If you’re one of the many film fans who left the cinema after Oppenheimer pondering exactly what the actors were going on about in various scenes, rest easy knowing you’re not the only one.
Director Christopher Nolan has a bit of a reputation when it comes to muffled dialogue in his past films, which he’s said is actually on purpose.
Speaking to Insider, Nolan said his frequent use of Imax cameras, which aren’t soundproof, is the reason behind his films’ divisive audio issues, explaining that you have to “choose your moments” when to use this particular tech depending on how essential certain scenes’ dialogue is.
“There are certain mechanical improvements, and actually, Imax is building new cameras right now which are going to be even quieter,” he said.
“But the real breakthrough is in software technology that allows you to filter out the camera noise.
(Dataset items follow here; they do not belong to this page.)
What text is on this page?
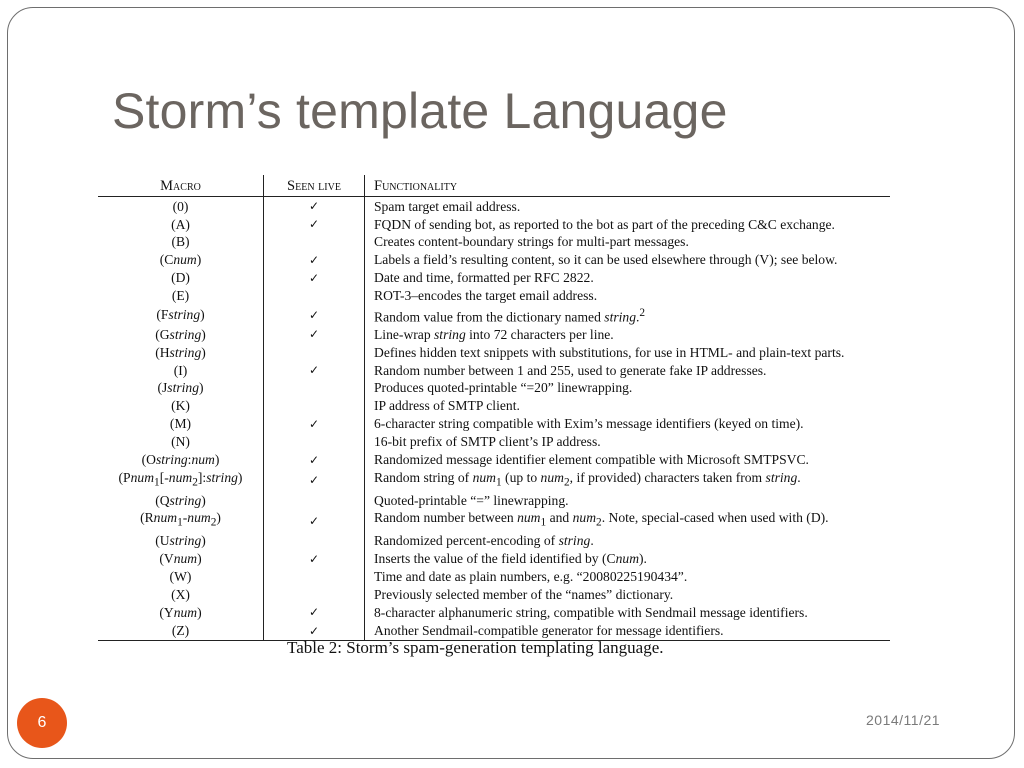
Storm’s template Language
Macro	Seen live	Functionality
(0)	✓	Spam target email address.
(A)	✓	FQDN of sending bot, as reported to the bot as part of the preceding C&C exchange.
(B)		Creates content-boundary strings for multi-part messages.
(Cnum)	✓	Labels a field’s resulting content, so it can be used elsewhere through (V); see below.
(D)	✓	Date and time, formatted per RFC 2822.
(E)		ROT-3–encodes the target email address.
(Fstring)	✓	Random value from the dictionary named string.$^2$
(Gstring)	✓	Line-wrap string into 72 characters per line.
(Hstring)		Defines hidden text snippets with substitutions, for use in HTML- and plain-text parts.
(I)	✓	Random number between 1 and 255, used to generate fake IP addresses.
(Jstring)		Produces quoted-printable “=20” linewrapping.
(K)		IP address of SMTP client.
(M)	✓	6-character string compatible with Exim’s message identifiers (keyed on time).
(N)		16-bit prefix of SMTP client’s IP address.
(Ostring:num)	✓	Randomized message identifier element compatible with Microsoft SMTPSVC.
(Pnum$_1$[-num$_2$]:string)	✓	Random string of num$_1$ (up to num$_2$, if provided) characters taken from string.
(Qstring)		Quoted-printable “=” linewrapping.
(Rnum$_1$-num$_2$)	✓	Random number between num$_1$ and num$_2$. Note, special-cased when used with (D).
(Ustring)		Randomized percent-encoding of string.
(Vnum)	✓	Inserts the value of the field identified by (Cnum).
(W)		Time and date as plain numbers, e.g. “20080225190434”.
(X)		Previously selected member of the “names” dictionary.
(Ynum)	✓	8-character alphanumeric string, compatible with Sendmail message identifiers.
(Z)	✓	Another Sendmail-compatible generator for message identifiers.
Table 2: Storm’s spam-generation templating language.
6	2014/11/21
That has improved massively in the 15 or so years that I’ve been using these cameras. Which opens up for you to do more intimate scenes that you would not have been able to do in the past.”
Nolan also pointed out that, unlike many of his peers, he prefers not to call his actors back and have them re-record their dialogue in post-production to make it clearer.
“I like to use the performance that was given in the moment rather than the actor re-voice it later,” he added.
“Which is an artistic choice that some people disagree with, and that’s their right.”
Despite some cinema-goers complaining about the audio, Oppenheimer has been both a critical and commercial success since its release last month.
The epic historical biopic – featuring Cillian Murphy, Florence Pugh and Emily Blunt among an all-star cast – has gone down a storm with critics, and become among Nolan’s top-rated offerings on the reviews site Rotten Tomatoes.